- Interactive map of Carpenters Bridge
- Country: United States
- State: Delaware
- County: Kent
- Established: 1890

= Carpenters Bridge, Delaware =

Carpenters Bridge in Kent County, Delaware, United States is an area associated with the name Carpenters Bridge. It contains a minor bridge with that name that crosses the Murderkill River, a road by the same name and the immediate area has a pending residential area called Carpenter Bridge Crossing.

==Bridge==
Carpenters Bridge is a bridge by that name over the Murderkill River in Kent County, Delaware, 6 miles northwest of Milford, Delaware

The bridge was in existence as early as 1890, when it was mentioned in The New York Times as the site of a murder. It was rebuilt or improved in 1899, and replaced with prestressed concrete and mixed box beam and girders construction in 1962.

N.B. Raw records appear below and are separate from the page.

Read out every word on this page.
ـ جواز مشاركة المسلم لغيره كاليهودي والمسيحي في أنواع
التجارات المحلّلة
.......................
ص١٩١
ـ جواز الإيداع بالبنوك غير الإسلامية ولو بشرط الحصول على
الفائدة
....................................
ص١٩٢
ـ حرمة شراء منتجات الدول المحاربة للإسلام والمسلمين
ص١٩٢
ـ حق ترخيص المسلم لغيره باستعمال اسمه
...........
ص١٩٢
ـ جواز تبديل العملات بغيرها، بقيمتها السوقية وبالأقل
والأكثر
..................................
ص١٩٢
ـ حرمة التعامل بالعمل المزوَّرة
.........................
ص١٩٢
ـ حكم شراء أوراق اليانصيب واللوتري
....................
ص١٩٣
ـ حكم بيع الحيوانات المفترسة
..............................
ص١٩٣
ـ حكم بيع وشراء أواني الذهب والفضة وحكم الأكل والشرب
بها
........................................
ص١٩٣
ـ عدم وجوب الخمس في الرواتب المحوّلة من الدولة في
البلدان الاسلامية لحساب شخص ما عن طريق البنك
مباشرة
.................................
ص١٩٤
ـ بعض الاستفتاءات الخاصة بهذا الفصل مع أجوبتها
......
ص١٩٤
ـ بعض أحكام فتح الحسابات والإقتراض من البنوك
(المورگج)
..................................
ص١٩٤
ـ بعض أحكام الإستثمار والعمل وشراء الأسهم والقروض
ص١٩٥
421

The bridge spans land that once was considered by local residents to be of historic importance, though neither the State of Delaware nor developers such as Carpenter Bridge Properties, LLC, through the construction company Lessard Builders, now deem it as a historic area.

==Road==
Road 35, is a state-maintained connector road and is locally designated as Carpenter Bridge Road. This road enables significant commercial and public access between Harrington and Frederica, Delaware. The road has hundreds of houses along its length that spans two zip code areas. The zip code divider is the bridge itself by the same name.

==Area==
The Carpenter Bridge Crossing Home Owners Association is a pending 193 unit subdivision. The 2006 State of Delaware approved planned residential community is located a little east of the bridge. Construction has been delayed due to the economy and construction has not yet started as of 2012. Carpenters Bridge Properties, LLC is under the construction company Lessard Builders, who are the developers.
 Google Maps show the planned streets and lots, but the satellite view clearly shows construction has not yet started.

The area is also home to a number of residential subdivisions, natural attractions such as the Burton-Derrickson Tract of the Murderkill River Nature Preserve and Killens Pond State Park, and at least one active bald eagle (Haliaeetus leucocephalus) nest. The area was proposed as the site of a renewable solar energy farm at Carpenters Bridge in 2004 which was still under consideration in 2010.